Rudi:”iya ini rumah aku,tadi udah aku panggil dokter untuk memeriksa kamu,kata dokter kamu gapapa walaupun luka benturannya agak dalam tapi itu ga parah kok”
Nia:” iya bang,mama aku udah tau belum bang kalo aku disini?”
Rudi:”udah tau kok,bentar lagi nyampe,tadi lagi dijalan”
Nia:”owhh … iya bang,skali lagi makasih ya bang”

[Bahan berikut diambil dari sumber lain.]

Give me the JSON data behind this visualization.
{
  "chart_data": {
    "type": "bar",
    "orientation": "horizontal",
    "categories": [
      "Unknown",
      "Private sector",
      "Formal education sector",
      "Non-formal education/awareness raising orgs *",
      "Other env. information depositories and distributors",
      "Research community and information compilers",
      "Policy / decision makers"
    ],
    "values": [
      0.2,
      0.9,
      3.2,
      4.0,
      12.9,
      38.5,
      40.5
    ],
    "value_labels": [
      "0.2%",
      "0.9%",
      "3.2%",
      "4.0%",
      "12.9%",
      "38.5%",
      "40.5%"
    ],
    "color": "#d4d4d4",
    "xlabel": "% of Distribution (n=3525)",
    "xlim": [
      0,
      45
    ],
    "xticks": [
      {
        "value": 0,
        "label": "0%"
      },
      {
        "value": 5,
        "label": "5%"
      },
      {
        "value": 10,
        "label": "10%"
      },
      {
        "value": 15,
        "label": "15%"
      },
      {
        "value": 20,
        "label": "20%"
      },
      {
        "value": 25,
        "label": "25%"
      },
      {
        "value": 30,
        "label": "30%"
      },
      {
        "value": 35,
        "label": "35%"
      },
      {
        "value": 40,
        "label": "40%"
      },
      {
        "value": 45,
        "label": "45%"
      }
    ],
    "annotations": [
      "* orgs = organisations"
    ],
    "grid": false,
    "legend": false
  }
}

Akupun meningat apa yang sedang aku lakukan sebelum aku pingsan tadi, bang Bandi…
Kejadian tadipun terualng.

Mama:”sayang… kamu udah sadar?kenapa kamu sayang sampe pingsan 2 kali gini?
Nia:”duhh …(sambil menahan sakit luka dikepalaku) ga tau ah ma, mungkin aku cuma kecapean”
Mama:”yaudah kamu istirahat kalo kecapen geh..apa kamu ada masalah Nia?”
Nia:”ga kok ma aku ga ada masalah,Cuma kecapean aja kok ma”
Mama:”yudah deh… makan dulu sayang sini mama suapin”
Nia:”iya ma”

2 hari aku terbaring di rumah,bang Bandipun tak kunjung datang,entah tidak diberitahu oleh mama atau tidak ingin datang, Aku agak kecewa dengan bang Bandi. Sore harinya aku datang ke rumah bang Bandi,tapi ia sedang di kantor,akhirnya aku menyusul bang Bandi ke kantor. Akupun masuk ke ruangan bang Bandi, ia sedang sibuk dengan komputer kantornya agak kaget melihatku sudah di ruangannya.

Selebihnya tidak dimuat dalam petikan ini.